The REMPI spectra of the derivatized analytes differ only marginally from the spectrum of the ionization label 1 (Figure 1). The comparison of the spectrum of anthracene with spectra of 1 and labeled analytes suggests that the presence of a C atom directly adjacent to the ring system shifts the spectrum to the red, whereas more distant groups do not significantly affect the absorption features.

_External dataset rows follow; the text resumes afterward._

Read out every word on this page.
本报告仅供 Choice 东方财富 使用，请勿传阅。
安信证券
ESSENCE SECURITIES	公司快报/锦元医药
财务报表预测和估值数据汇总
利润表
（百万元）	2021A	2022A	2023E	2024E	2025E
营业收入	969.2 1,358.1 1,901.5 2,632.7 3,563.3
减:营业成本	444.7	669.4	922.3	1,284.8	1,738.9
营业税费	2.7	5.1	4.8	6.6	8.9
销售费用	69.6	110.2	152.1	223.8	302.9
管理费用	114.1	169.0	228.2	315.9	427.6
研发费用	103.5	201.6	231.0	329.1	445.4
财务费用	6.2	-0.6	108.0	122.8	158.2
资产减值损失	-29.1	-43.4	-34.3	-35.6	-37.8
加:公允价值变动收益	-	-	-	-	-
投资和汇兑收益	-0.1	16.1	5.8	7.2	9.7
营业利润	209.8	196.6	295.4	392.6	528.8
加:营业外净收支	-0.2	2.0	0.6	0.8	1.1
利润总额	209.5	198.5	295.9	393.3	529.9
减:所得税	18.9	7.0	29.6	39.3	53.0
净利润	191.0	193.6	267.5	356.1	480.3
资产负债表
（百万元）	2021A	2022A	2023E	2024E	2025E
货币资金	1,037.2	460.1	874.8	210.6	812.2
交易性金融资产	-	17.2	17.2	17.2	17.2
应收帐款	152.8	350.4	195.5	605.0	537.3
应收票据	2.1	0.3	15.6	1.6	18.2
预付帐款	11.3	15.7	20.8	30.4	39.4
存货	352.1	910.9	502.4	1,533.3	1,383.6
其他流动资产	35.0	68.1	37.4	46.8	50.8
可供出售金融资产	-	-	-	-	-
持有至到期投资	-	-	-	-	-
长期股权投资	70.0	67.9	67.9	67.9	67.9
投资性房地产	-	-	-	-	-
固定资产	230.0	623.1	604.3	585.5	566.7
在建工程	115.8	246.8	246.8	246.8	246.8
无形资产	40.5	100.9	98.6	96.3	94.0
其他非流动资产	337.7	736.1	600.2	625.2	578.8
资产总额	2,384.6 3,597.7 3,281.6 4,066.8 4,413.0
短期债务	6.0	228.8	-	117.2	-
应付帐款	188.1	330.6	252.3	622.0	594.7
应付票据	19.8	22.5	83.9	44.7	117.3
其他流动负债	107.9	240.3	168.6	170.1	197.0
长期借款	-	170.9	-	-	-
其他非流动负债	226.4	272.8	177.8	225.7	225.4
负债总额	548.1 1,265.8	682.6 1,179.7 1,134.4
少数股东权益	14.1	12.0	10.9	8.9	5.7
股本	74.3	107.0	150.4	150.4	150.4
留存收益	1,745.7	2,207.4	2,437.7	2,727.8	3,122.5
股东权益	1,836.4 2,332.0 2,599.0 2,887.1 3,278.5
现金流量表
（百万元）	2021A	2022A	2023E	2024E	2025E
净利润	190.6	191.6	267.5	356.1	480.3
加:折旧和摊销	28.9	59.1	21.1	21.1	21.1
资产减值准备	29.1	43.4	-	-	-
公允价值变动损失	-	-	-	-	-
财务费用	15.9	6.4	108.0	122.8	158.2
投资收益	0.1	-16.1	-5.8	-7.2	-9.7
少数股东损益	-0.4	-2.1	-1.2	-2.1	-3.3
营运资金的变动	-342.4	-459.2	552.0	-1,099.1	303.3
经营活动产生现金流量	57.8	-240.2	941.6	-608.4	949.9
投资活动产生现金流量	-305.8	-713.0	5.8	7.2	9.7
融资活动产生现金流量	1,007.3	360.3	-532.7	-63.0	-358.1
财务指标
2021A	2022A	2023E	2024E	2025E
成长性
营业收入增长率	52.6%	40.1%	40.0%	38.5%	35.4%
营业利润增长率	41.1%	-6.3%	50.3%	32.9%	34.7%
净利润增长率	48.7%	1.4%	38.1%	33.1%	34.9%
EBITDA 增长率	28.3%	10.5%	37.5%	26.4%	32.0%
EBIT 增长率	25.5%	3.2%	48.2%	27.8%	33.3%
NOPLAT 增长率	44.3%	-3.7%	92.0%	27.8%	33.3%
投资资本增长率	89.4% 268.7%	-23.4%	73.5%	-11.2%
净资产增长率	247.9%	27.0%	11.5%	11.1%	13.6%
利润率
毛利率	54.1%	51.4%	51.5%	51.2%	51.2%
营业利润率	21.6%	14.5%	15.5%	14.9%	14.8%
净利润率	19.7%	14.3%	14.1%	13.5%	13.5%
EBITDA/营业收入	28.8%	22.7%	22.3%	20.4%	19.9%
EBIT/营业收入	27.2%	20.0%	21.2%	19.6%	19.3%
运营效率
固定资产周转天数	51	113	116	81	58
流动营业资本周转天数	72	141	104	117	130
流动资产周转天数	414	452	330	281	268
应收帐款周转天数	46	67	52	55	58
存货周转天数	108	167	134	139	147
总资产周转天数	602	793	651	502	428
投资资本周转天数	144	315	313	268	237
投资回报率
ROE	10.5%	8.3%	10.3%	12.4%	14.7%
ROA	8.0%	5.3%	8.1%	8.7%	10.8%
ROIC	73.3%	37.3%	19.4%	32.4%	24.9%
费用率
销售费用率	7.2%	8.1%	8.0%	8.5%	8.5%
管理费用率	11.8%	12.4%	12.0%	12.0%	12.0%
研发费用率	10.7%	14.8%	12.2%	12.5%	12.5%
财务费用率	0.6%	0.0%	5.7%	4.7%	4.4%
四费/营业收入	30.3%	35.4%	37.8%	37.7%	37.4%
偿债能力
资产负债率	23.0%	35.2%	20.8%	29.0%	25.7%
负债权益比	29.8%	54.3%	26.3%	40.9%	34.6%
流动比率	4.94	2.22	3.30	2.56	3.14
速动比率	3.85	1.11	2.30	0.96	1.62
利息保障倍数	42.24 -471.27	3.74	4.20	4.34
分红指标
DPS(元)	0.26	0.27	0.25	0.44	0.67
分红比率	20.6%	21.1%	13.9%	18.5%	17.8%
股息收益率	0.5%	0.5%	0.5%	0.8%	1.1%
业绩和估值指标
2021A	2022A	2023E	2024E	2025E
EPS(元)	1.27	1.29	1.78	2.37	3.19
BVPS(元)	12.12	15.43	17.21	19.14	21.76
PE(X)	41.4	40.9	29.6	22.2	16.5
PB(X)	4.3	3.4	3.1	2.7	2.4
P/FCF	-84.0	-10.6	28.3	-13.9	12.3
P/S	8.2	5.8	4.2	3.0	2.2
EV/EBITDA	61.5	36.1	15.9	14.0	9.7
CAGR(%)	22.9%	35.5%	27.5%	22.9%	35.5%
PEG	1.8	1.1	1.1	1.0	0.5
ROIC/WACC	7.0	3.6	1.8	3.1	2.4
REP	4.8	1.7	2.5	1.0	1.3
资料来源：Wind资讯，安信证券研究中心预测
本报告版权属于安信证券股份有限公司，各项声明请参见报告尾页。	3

It thus follows that the ionization yield for labeled analytes is virtually identical to that of the ionization marker. Naturally, the derivatization yield can be different for different analytes, but instead of expensive stable-isotope labeled standards, one or more homologous compounds can be added to the sample in a known amount, since similar derivatization yields are usually achieved in a homologous series. This was verified by the analysis of three fatty acids, palmitic, heptadecanoic, and stearic acid. Equimolar amounts of each acid were derivatized with 2 (Figure 1) and analyzed with APLI-(TOF)MS. The detected counts of these acids were 155 513, 150 620, and 153 296, respectively, which results in an average of 153 343 ± 2493 (1.6% standard deviation). The derivatization yield for these compounds was 67 %.
Figure 2) Comparison of various AP-REMPI spectra.
In summary, we have demonstrated that derivatization strategies significantly broaden the analytical applicability of APLI-MS. First, the range of ionizable analytes is not restricted by their spectroscopic features (and thus aromatic hydro-carbons) but solely by the presence of reactive anchor groups and the availability of suitable APLI labels. We are currently developing synthesis strategies for various APLI labels that specifically target reactive analyte sites. Secondly, once tagged with a specific APLI active label, the complex exhibits spectroscopic features virtually identical to those of the label itself. This leads to advantages for the quantitative analysis of compounds in complex matrices.